Assolutamente no. Vuol dire fare test a tappeto. Vuol dire assumere medici ed infermieri. Vuol dire produrre mascherine FFP3 e distribuirle a basso costo. Vuol dire tirar su nuovi ospedali e nuove terapie intensive. Vuol dire fare contact tracing manuale. Insomma, prova a chiedere a medici di famiglia: ti forniranno un elenco di cose che si dovrebbero fare PRIMA, molto PRIMA di pensare ad App di sorveglianza di massa. Cose pratiche e di SICURA efficacia.
I rischi dell’uso dell’attuale app sono stati abbondantemente sviscerati, e per quelli sono state date delle risposte, che personalmente considero soddisfacenti.

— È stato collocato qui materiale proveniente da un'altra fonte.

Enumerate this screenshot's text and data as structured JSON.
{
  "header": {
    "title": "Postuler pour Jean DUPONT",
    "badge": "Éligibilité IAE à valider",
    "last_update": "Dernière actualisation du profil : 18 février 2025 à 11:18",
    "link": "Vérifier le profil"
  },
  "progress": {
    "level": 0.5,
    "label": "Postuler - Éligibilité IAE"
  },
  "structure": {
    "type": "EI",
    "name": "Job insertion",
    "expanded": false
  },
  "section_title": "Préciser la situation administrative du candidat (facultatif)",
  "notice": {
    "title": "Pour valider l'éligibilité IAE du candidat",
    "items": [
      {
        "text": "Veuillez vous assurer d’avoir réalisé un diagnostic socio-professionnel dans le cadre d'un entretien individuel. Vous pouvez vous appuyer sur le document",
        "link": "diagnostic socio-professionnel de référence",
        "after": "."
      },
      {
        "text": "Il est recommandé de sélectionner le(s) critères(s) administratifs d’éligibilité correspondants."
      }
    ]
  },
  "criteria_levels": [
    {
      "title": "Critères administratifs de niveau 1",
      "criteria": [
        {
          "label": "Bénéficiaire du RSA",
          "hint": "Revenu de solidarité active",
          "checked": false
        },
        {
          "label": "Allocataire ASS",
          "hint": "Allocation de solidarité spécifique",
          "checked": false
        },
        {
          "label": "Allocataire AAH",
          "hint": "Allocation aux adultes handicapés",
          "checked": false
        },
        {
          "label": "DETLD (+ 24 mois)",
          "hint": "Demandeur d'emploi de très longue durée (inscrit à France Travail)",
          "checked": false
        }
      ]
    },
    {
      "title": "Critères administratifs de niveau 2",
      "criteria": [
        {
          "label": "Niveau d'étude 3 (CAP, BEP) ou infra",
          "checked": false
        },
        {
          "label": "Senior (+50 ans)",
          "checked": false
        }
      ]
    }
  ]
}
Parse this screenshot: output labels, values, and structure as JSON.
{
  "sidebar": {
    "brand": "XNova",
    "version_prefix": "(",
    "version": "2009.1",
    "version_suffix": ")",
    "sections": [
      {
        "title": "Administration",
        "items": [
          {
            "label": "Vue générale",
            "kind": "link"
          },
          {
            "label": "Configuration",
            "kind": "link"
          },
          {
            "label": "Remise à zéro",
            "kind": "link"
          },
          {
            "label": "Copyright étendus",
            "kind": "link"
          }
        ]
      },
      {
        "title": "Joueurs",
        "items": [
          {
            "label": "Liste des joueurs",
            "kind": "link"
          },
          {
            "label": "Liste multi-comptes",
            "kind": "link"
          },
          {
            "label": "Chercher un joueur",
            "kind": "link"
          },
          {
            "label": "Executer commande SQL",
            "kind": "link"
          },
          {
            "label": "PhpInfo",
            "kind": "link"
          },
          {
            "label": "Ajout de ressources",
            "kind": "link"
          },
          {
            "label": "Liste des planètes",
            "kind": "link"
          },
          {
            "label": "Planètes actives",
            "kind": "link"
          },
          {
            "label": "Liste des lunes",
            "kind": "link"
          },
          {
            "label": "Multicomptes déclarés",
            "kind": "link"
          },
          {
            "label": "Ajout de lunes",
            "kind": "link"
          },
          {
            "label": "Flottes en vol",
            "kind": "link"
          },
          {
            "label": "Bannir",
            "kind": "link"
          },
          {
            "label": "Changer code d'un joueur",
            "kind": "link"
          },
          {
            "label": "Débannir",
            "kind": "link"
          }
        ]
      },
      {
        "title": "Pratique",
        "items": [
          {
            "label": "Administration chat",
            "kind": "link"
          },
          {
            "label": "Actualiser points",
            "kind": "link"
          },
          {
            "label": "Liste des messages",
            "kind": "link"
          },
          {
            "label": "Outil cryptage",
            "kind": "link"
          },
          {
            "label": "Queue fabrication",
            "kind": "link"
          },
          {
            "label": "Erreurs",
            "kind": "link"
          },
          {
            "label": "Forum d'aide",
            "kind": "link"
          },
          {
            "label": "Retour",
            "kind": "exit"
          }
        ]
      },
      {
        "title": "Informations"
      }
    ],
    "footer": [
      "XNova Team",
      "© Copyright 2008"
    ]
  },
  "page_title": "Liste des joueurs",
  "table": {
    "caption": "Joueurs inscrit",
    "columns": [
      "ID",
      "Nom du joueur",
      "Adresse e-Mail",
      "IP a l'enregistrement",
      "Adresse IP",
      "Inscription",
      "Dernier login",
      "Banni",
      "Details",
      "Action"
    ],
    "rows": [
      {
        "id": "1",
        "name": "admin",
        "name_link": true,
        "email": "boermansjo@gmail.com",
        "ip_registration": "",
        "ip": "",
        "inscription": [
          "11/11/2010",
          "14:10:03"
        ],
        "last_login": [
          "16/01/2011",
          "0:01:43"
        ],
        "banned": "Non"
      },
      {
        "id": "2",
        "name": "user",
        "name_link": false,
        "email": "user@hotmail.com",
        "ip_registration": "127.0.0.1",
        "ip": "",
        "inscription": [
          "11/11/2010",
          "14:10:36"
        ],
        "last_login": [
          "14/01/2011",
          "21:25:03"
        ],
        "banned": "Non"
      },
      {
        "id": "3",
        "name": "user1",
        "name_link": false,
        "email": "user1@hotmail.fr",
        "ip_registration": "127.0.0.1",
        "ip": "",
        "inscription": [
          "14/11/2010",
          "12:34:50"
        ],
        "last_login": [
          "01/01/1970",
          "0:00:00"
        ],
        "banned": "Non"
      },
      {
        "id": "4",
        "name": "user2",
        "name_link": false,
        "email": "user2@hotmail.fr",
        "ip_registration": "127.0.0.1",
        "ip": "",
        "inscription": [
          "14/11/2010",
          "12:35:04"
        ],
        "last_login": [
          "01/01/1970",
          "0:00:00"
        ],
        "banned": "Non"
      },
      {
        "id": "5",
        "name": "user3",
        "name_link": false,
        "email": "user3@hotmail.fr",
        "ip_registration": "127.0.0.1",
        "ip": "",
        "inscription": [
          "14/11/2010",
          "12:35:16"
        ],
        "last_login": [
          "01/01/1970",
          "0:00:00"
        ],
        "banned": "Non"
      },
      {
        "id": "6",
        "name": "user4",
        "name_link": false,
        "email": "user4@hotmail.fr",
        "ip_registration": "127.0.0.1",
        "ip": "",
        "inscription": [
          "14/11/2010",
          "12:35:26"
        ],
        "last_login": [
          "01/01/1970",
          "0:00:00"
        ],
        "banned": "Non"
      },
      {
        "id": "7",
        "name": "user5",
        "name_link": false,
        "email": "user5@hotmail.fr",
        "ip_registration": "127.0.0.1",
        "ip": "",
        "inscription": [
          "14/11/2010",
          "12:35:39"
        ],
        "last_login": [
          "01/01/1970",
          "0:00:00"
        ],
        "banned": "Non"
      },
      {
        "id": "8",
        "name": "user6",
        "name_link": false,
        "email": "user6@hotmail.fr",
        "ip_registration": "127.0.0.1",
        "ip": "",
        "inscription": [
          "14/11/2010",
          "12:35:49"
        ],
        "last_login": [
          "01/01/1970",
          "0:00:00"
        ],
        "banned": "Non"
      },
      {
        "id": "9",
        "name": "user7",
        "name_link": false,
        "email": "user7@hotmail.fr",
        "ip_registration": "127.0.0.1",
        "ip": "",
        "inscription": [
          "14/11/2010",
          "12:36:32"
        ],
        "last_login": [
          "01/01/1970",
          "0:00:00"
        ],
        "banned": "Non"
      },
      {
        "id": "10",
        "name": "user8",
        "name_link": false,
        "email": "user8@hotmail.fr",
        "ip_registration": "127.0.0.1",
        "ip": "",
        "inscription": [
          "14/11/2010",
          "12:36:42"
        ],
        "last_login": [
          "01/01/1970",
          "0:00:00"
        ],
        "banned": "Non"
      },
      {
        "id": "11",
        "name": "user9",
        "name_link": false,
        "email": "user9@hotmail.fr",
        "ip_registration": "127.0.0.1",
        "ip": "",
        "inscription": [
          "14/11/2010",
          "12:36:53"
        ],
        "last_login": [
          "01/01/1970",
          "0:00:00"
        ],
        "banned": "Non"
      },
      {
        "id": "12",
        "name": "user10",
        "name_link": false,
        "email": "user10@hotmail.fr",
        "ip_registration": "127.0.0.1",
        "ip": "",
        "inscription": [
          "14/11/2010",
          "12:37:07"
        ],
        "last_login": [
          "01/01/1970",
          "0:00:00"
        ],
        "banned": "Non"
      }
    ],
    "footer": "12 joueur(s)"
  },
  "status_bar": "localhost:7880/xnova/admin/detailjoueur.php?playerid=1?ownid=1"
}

Di nuovo, non siamo d'accordo. Per esempio, quando ho spiegato a mia moglie (medico di famiglia) come funzioneranno queste App lei mi ha fatto alcune domande molto intelligenti. Dalle mie risposte ha dedotto che queste App aumenteranno i contagi invece che diminuirli. La ragione è semplice: chi le installa si comporterà LEGITTIMAMENTE come se non potesse infettare gli altri, fintanto che non riceverà una notifica di contatto. Inoltre tutti i medici di famiglia, che certamente avranno contatti con infetti, saranno bloccati a casa per mesi. Io non ho sentito analisi credibili di questi rischi, fin ora. Hai qualche studio in proposito da condividere?
Per tutto il resto, vedremo quando sarà il momento.